I have recently changed to haylage and my horse’s droppings have become much looser. Is there anything I can feed to help with this?

There are many reasons why your horse may have developed loose droppings. It seems likely that on this occasion it may be linked to his recent change in forage type. Hay and haylage are fermented in the horse’s large intestine (hindgut) with the help from a population of bacteria and other important microbes. A change in diet can disrupt this sensitive hindgut environment causing your horse's droppings to become loose.

In this instance, we recommend that you use Dodson & Horrell Digestive Support. Digestive Support is a comprehensive blend of pre and probiotics that uses a combined approach to ensure that digestive disturbances are minimised by supporting beneficial bacteria.

Another thing to remember is that haylage has a higher moisture content than hay and so the amount of fibre your horse receives from the same weight will be much less. As a result you will need to feed more haylage than hay to fulfil your horse’s fibre requirements but remember it is usually of higher nutritional value and you will be feeding more calories. To enable you to calculate how much haylage your horse needs we recommend that you have it analysed using our Forage Analysis service.
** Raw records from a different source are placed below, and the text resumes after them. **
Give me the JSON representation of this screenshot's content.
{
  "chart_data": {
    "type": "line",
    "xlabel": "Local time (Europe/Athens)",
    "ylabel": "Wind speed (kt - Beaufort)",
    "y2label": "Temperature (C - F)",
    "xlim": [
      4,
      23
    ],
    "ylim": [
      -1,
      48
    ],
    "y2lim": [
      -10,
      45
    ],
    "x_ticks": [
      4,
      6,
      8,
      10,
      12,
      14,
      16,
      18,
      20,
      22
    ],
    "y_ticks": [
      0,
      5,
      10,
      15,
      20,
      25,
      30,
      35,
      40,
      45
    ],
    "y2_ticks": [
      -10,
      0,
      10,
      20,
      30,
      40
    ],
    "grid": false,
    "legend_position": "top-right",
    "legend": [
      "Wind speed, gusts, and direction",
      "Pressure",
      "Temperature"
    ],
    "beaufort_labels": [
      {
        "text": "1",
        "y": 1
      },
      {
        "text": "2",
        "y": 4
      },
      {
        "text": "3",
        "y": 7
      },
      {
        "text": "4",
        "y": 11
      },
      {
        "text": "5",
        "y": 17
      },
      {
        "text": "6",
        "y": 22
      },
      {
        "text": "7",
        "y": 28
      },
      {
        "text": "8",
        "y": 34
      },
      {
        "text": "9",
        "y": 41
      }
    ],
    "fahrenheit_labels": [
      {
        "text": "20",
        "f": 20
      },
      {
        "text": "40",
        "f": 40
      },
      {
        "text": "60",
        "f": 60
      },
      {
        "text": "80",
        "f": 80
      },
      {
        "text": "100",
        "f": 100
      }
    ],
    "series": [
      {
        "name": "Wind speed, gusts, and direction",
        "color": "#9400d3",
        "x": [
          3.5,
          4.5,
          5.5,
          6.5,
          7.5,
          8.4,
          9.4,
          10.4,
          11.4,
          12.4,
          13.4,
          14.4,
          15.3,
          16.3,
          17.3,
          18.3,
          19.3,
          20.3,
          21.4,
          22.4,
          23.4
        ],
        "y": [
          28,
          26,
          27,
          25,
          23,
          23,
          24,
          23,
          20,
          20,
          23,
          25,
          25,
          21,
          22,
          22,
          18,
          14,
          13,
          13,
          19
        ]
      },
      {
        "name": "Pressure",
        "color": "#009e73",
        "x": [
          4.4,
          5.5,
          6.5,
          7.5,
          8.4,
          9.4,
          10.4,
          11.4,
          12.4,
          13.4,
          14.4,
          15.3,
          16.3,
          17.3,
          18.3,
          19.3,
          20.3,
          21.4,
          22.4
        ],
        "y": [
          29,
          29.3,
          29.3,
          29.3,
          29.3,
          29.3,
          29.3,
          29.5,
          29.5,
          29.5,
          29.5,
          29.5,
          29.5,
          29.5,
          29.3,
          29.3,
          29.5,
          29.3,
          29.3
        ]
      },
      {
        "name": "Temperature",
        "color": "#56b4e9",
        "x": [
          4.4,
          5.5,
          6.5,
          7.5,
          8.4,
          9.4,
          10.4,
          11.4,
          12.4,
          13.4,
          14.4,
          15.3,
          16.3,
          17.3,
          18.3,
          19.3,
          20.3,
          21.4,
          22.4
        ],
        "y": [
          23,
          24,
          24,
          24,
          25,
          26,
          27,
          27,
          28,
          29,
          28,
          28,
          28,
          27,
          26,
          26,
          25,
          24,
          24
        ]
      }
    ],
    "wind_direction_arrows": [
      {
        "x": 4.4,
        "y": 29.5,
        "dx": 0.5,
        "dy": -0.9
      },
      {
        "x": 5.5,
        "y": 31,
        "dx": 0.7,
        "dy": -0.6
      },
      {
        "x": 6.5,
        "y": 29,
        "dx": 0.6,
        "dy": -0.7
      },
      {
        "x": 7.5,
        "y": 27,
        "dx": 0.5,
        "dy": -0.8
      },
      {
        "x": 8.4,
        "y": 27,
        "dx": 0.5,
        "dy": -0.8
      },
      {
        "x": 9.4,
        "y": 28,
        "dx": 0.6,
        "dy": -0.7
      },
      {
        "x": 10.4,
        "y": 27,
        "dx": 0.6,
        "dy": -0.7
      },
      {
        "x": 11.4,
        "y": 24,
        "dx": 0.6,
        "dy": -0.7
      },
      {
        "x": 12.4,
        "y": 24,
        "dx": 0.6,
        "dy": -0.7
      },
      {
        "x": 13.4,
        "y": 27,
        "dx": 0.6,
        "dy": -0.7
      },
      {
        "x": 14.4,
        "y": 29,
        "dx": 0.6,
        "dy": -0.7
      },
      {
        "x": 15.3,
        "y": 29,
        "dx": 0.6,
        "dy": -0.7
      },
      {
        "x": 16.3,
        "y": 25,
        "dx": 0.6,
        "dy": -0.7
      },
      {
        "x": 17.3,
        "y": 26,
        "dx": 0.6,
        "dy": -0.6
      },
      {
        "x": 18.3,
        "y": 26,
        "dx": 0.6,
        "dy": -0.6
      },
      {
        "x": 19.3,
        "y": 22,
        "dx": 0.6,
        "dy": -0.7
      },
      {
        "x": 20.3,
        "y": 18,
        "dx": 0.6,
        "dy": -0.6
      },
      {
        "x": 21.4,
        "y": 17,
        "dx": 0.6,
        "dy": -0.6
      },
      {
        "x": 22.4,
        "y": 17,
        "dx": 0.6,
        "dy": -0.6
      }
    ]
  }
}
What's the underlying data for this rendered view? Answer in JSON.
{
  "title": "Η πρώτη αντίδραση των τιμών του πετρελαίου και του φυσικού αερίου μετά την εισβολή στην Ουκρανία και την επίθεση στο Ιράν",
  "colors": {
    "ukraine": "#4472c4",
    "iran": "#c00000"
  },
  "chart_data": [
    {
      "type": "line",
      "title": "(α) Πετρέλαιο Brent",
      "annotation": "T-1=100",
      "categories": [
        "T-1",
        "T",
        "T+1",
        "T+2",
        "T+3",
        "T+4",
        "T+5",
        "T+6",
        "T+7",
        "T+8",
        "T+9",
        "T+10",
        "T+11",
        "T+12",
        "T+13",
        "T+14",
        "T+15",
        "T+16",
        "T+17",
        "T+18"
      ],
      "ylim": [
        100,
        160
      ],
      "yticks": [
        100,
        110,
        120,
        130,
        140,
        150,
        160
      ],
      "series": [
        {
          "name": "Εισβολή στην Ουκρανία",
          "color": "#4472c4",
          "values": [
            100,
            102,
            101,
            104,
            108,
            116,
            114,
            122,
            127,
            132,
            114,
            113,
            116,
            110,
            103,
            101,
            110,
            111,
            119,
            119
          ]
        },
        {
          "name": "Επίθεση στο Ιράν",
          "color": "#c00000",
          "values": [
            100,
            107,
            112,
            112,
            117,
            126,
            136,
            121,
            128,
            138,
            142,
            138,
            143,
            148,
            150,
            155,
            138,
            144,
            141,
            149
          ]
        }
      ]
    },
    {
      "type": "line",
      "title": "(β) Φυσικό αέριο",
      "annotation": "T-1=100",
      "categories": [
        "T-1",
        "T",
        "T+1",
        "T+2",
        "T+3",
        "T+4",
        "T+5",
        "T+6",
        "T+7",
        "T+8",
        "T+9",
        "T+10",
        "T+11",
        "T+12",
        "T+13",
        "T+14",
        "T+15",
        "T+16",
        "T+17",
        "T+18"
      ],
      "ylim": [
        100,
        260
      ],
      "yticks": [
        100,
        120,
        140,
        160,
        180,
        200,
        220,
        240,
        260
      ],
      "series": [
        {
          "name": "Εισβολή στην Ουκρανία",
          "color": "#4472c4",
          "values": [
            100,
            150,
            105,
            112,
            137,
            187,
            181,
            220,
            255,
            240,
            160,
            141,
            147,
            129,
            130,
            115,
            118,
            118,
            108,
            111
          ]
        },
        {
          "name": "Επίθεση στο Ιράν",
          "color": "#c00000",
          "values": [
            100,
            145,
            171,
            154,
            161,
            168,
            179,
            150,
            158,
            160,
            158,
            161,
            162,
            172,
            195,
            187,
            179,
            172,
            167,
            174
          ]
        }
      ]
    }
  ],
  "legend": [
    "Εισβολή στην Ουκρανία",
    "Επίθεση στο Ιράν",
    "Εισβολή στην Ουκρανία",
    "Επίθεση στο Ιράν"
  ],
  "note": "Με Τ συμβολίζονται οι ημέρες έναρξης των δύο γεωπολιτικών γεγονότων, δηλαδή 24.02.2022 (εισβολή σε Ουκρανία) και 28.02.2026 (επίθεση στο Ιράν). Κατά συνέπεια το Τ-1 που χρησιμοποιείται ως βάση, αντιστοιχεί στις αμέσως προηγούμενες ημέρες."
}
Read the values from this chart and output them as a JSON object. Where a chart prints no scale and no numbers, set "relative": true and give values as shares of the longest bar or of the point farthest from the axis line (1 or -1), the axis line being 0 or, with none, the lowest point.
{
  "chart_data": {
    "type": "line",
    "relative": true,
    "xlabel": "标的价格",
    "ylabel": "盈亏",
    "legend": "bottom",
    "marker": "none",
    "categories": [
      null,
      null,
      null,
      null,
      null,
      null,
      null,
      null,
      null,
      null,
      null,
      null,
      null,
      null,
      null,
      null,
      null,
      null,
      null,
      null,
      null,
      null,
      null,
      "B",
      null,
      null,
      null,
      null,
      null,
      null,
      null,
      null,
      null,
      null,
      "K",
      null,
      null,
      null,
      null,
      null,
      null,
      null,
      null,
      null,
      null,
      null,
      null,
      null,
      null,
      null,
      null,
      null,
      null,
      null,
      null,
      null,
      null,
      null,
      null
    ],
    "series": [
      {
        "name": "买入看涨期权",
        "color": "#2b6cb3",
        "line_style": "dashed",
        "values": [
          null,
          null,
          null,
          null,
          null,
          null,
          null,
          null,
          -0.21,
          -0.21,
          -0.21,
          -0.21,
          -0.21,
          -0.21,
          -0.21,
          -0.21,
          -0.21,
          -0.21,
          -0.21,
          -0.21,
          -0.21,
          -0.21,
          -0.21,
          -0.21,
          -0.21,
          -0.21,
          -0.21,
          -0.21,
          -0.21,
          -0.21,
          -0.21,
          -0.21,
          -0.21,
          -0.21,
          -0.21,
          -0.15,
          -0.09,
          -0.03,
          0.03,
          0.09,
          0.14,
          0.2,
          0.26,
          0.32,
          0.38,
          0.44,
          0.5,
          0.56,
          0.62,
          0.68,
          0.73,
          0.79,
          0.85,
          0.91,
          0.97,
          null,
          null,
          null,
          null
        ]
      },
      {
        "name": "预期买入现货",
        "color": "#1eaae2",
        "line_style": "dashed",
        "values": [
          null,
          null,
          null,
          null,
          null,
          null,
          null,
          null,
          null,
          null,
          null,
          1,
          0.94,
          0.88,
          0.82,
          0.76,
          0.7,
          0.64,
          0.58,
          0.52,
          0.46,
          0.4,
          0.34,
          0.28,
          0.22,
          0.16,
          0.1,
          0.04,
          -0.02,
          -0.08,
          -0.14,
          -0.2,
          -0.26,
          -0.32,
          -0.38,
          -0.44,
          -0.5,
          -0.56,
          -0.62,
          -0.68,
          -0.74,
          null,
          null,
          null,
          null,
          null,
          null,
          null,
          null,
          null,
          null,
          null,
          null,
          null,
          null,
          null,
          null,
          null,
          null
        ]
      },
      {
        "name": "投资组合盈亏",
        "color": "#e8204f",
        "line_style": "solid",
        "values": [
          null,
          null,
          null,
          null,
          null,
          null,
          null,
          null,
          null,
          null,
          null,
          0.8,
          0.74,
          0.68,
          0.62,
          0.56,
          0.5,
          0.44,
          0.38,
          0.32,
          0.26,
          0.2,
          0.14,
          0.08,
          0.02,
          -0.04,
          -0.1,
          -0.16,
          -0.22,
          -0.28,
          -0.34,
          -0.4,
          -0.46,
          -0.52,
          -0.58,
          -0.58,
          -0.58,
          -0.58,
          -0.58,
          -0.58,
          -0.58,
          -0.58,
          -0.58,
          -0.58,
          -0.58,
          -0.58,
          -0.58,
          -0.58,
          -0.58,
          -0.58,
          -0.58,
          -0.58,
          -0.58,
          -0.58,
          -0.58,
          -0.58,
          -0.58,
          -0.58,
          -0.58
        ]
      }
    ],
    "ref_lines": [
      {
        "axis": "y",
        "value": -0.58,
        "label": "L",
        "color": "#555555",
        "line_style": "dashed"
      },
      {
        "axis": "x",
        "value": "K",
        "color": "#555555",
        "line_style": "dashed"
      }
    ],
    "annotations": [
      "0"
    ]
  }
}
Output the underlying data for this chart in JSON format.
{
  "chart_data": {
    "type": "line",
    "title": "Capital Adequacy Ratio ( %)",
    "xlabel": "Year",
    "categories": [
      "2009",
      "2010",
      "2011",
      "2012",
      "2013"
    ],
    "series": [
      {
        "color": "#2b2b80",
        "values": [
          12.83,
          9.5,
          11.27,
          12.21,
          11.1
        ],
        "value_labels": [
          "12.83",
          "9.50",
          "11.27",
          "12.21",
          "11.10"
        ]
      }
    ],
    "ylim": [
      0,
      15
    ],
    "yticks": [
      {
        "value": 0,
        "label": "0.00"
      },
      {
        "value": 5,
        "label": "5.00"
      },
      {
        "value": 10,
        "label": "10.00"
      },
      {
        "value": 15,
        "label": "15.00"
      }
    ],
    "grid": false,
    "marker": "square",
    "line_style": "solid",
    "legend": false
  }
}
Will grass provide my horse with everything they need?

Unfortunately not! Whilst grass may provide sufficient calories and even protein for horses at rest or in light work, a large study has shown that UK grazing will not meet their mineral requirements. For example, grass only provides around half the quantity of zinc a horse needs every day and this can result in poor hoof health. 

Horses that maintain weight well on grazing alone don’t need lots of concentrate feed but they still need extra vitamins and minerals.  To make sure your horse’s diet is balanced, consider feeding Dodson & Horrell Equi-Bites or Daily Vitamins & Minerals.

What is the difference between a feed balancer and a normal concentrate feed?

A feed balancer is designed to be fed in small quantities, to provide a concentrated source of nutrients such as protein and micro-nutrients so that horses who are only fed forage will receive a balanced diet. Ultimate Balancer is formulated to be fed at just 100g/100kg bodyweight per day.

A conventional concentrate (pellet or mix) is designed to provide an additional source of calories and therefore the quantity fed will be much higher, and is dependent on the horse’s calorie requirement. For example, Pasture Mix is formulated to be fed at a rate of 400g-1kg/100kg of body weight per day. Most conventional concentrate feeds (pellet or mix), when fed at the recommended level, will also supply all the micro-nutrients your horse needs. If in doubt, always check the back of the bag or the datasheet.

How much concentrate feed is safe to feed in one meal?

The horse’s stomach is very small in comparison to the rest of the digestive system. As a result, feeding large concentrate meals can increase the risk of problems such as colic. You should aim to feed no more than 1.9kg of concentrate per meal. Remember that this amount includes everything in the bucket; concentrate feed, chaff and sugar beet etc. In some cases the meal size may need to be even smaller for example horses and ponies with Cushing’s Syndrome (PPID) may require very small, regular meals.

Are carrots safe to feed?

One or two carrots a day, as a treat, is perfectly acceptable.  It is a common misconception that feeding fresh carrots will supply the horse with lots of sugar. In fact carrots are 88% water and provide only around 4g of sugar each.  If you would prefer to feed a more nutritious treat to your horse or pony then we recommend that you consider Dodson & Horrell Equi-Bites. These are tasty bite size treats and have the benefit of a full range of added vitamins and minerals, helping to ensure that your horses’ nutrient requirements are met.